Linear Regression with SGD in Machine Learning
What is Linear Regression?
Linear Regression is a basic supervised learning algorithm in machine learning. Its job is to predict a continuous output (target value) from input features (variables). In simple words, it fits a straight line to the data points so that it can predict future values.
In mathematical form, the model is:
y = w * x + b
- y: Predicted value (target)
- x: Input feature
- w: Weight (slope of the line)
- b: Bias (intercept)
The goal here is to find the best w and b so that the predicted y is close to the actual y. For this, we use a loss function like Mean Squared Error (MSE):
MSE = (1/n) * Σ (y_actual – y_predicted)^2
We need to minimize this.
What is SGD (Stochastic Gradient Descent)?
Gradient Descent is an optimization technique that minimizes the loss function by iteratively updating the parameters (w and b). In normal (Batch) Gradient Descent, the entire dataset is used in every iteration, which can be slow for large datasets.
Stochastic Gradient Descent (SGD) is a variant of it. Here, in each iteration, only one random data point (sample) is used to calculate the gradient.

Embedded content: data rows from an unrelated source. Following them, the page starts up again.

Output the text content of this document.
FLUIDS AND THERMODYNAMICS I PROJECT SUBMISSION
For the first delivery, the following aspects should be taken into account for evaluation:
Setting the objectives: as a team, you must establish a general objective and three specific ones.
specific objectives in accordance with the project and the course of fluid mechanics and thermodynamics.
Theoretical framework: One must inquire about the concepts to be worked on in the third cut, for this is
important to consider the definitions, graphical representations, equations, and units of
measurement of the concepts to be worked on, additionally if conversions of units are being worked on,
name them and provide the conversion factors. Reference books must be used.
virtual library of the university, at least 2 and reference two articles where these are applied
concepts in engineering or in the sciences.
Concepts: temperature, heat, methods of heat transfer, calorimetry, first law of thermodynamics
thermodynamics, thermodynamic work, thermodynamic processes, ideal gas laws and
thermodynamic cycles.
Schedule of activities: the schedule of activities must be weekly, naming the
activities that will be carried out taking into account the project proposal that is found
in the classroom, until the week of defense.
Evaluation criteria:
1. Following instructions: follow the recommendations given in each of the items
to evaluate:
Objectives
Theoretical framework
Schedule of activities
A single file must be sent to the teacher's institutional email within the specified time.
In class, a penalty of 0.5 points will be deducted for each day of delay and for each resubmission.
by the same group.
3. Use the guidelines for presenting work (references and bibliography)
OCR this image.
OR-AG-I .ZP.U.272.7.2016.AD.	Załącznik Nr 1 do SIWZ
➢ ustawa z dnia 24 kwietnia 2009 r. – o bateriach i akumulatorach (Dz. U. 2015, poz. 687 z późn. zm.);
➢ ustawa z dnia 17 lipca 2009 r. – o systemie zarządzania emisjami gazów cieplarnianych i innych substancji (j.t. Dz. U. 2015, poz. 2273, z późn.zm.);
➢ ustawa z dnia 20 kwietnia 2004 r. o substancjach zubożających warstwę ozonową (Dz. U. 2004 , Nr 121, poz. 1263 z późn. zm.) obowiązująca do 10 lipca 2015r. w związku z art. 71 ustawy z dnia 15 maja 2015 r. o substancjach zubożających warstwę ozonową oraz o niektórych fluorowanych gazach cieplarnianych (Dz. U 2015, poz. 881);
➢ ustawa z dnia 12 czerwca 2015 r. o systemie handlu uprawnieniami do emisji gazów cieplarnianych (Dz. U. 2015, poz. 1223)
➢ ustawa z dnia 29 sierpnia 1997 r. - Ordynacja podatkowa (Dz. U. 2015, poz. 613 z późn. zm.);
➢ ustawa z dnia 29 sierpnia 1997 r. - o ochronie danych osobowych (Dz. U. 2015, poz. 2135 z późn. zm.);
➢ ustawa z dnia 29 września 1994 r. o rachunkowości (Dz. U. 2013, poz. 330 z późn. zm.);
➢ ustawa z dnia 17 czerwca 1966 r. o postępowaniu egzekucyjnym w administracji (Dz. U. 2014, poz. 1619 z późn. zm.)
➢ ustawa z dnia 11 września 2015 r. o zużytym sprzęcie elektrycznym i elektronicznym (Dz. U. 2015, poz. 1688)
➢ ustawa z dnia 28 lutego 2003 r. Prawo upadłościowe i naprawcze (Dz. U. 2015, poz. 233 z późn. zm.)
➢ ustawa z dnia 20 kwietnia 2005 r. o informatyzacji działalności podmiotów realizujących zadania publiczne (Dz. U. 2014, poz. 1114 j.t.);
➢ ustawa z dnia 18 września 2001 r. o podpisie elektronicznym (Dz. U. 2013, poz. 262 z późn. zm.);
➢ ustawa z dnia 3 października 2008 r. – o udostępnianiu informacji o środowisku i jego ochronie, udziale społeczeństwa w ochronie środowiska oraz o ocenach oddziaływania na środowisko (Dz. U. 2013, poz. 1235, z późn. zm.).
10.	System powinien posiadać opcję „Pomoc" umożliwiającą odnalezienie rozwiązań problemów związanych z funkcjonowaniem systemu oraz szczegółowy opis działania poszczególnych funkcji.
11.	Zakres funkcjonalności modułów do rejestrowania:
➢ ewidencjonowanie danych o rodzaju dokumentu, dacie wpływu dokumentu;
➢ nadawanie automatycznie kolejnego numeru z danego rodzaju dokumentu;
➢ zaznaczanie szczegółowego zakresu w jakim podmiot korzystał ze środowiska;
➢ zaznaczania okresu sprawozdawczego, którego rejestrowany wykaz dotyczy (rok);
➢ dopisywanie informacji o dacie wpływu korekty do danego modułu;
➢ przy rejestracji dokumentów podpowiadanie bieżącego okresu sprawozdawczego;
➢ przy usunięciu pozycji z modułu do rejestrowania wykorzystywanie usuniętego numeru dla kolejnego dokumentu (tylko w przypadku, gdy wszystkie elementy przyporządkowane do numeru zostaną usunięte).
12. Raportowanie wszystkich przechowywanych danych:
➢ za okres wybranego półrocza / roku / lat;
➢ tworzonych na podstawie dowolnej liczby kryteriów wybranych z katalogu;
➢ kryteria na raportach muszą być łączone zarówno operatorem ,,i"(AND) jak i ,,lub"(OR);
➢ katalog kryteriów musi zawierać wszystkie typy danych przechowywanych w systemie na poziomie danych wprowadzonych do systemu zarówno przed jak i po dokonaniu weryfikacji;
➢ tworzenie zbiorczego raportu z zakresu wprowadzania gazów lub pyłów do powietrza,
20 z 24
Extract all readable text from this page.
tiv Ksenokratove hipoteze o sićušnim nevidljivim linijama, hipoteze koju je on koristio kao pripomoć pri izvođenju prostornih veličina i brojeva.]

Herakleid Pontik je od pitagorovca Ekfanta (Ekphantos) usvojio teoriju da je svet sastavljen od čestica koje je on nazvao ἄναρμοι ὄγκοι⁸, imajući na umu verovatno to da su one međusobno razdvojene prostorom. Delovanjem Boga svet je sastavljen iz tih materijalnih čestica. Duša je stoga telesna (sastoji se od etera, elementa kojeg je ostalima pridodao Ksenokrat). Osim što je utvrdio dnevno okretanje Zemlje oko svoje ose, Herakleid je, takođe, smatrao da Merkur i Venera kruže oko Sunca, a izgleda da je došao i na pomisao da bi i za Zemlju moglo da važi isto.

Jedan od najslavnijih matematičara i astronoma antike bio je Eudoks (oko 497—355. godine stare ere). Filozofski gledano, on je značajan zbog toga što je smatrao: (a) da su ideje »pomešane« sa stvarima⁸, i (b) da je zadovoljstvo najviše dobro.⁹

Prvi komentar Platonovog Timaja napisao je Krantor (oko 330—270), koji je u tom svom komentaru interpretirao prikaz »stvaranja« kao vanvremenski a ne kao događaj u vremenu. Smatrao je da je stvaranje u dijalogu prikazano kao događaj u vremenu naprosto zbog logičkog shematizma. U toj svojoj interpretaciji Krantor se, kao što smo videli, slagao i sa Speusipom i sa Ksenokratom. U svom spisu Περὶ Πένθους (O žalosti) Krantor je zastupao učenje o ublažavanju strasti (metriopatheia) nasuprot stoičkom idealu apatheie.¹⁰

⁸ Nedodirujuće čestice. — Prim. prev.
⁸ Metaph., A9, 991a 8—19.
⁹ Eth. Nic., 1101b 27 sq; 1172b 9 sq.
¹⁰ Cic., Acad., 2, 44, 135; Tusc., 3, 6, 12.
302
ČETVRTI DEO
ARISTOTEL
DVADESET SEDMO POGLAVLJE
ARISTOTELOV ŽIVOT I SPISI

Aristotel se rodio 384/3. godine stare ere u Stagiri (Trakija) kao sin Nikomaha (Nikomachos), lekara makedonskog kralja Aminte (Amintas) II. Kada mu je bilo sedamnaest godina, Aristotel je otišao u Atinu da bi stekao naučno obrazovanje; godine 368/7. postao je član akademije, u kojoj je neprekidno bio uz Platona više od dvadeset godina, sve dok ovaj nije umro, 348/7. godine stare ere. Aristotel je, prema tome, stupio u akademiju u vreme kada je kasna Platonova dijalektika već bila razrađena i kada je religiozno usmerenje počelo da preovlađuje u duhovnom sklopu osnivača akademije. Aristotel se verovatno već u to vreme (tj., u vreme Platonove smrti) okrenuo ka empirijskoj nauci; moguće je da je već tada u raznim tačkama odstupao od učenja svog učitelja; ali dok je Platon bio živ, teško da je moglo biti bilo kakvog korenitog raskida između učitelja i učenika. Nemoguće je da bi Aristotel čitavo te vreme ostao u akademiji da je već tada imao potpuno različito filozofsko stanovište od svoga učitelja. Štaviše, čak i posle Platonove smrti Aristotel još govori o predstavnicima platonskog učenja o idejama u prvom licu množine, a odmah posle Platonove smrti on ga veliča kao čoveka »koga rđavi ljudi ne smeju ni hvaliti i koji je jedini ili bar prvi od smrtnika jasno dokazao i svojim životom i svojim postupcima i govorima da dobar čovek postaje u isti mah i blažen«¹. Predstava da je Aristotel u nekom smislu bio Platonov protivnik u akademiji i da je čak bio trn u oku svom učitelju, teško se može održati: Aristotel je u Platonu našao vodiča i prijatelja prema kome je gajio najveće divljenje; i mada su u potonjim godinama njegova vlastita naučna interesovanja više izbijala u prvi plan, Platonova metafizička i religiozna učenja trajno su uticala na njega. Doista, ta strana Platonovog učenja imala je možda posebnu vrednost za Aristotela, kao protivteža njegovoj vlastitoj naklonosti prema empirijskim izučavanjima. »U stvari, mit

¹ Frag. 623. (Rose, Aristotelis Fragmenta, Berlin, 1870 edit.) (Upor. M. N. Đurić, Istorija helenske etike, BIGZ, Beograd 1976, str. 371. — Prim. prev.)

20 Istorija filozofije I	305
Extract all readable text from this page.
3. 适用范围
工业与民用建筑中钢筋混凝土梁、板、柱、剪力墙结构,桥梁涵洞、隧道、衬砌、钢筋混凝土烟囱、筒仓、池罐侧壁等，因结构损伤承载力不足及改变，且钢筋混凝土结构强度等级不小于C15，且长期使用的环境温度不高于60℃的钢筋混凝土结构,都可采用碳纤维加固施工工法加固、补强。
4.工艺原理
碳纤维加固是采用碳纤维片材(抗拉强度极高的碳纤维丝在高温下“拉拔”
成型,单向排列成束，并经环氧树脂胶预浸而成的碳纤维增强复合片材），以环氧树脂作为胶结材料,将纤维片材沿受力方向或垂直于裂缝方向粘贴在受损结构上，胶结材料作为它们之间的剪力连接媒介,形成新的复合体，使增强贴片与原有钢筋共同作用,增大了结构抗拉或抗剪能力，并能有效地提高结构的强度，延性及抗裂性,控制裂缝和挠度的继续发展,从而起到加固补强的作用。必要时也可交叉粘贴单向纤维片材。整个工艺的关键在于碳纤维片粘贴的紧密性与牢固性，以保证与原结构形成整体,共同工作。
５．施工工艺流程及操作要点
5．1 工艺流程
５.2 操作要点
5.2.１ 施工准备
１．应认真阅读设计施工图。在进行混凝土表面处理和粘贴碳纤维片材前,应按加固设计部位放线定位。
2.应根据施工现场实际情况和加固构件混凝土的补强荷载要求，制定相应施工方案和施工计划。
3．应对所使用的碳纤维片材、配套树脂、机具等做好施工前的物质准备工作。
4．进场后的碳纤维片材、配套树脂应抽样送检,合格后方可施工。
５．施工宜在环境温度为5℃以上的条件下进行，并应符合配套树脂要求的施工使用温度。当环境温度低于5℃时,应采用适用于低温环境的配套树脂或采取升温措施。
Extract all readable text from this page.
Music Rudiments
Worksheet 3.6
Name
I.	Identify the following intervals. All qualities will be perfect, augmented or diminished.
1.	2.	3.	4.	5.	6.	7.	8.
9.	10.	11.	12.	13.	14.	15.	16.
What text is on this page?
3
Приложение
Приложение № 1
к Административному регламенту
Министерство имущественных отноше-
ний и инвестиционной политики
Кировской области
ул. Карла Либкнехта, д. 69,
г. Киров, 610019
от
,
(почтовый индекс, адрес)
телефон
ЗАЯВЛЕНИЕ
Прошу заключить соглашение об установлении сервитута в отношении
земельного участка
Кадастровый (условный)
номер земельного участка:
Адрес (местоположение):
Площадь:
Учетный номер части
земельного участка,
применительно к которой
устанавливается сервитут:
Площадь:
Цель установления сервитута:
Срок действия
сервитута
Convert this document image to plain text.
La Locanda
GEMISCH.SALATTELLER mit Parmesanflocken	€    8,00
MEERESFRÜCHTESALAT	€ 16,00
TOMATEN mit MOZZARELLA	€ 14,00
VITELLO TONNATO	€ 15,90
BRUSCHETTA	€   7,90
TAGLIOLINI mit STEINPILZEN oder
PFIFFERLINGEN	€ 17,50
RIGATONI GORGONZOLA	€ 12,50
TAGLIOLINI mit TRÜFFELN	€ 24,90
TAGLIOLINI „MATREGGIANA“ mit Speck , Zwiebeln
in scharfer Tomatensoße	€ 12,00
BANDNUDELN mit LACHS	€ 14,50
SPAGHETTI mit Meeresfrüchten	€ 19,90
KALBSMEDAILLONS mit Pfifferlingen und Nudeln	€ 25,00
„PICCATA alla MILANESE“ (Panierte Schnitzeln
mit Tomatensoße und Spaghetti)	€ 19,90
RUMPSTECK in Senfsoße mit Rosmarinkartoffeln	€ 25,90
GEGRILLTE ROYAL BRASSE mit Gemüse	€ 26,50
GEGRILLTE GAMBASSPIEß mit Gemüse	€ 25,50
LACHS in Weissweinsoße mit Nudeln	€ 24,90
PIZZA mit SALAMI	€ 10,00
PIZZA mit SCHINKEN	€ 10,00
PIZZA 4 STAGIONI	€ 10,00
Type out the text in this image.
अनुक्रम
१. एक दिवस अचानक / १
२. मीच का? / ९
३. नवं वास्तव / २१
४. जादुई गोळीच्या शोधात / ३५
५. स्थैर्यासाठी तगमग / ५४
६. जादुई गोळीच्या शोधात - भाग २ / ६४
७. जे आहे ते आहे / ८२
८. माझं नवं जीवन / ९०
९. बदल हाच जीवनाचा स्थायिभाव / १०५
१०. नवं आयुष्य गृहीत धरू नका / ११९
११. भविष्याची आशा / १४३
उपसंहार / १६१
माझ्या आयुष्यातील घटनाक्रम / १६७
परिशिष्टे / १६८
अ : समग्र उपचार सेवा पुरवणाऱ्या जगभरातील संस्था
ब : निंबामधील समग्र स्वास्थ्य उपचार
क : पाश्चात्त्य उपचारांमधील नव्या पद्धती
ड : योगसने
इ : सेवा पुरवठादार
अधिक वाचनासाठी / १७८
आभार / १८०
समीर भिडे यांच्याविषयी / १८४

This makes training faster, but due to noisy updates, convergence happens in a zig-zag manner, yet it gives good results overall on large datasets.
Update rule for SGD:
- Weight update: w = w – learning_rate * (gradient of loss w.r.t. w)
- Bias update: b = b – learning_rate * (gradient of loss w.r.t. b)
Learning rate is a hyperparameter that controls the step size.
How Does Linear Regression with SGD Work?
To train Linear Regression, we use SGD to minimize the loss (MSE). Unlike Batch GD, SGD updates on one sample at a time, which is efficient. In scikit-learn, SGDRegressor does exactly this – it trains a linear model using SGD.
Example
Suppose we have data of house size (in sq ft) and price (in lakhs):
- Size: 1000 sq ft, Price: 20 lakhs
- Size: 1500 sq ft, Price: 30 lakhs
- Size: 2000 sq ft, Price: 40 lakhs
- Size: 2500 sq ft, Price: 50 lakhs
We will train the model so that it can predict the price for a new size. SGD will randomly pick one sample, calculate the loss, and update w/b. After multiple epochs (iterations), the line will fit something like price = 0.02 * size + 0 (approx).
Now predict: For size 1800 sq ft, price ~36 lakhs.
Python Code Example
Here is a simple Python code using scikit-learn (a machine learning library). We will create data with numpy and use SGDRegressor.
import numpy as np
from sklearn.linear_model import SGDRegressor
from sklearn.preprocessing import StandardScaler
from sklearn.metrics import mean_squared_error
# Sample data: House size (features) and price (target)
X = np.array([[1000], [1500], [2000], [2500]]) # Features (size in sq ft)
y = np.array([20, 30, 40, 50]) # Target (price in lakhs)
# Scale features (important for SGD)
scaler = StandardScaler()
X_scaled = scaler.fit_transform(X)
# Create SGD Regressor model
model = SGDRegressor(max_iter=1000, tol=1e-3, learning_rate='constant', eta0=0.01) # eta0 is learning rate
# Train the model
model.fit(X_scaled, y)
# Predict on new data
new_size = np.array([[1800]]) # New house size
new_size_scaled = scaler.transform(new_size)
predicted_price = model.predict(new_size_scaled)
print(f"Predicted price for 1800 sq ft: {predicted_price[0]} lakhs")
# Check MSE on training data
y_pred = model.predict(X_scaled)
mse = mean_squared_error(y, y_pred)
print(f"Mean Squared Error: {mse}")How to Run It?
- Install scikit-learn if not already:
pip install scikit-learn. - Run the code, you will get output like Predicted price ~36 lakhs, and low MSE.
In this code:
- Prepared the data.
- Scaled the features (necessary for SGD).
- Trained the model with SGD.
- Made predictions and checked error.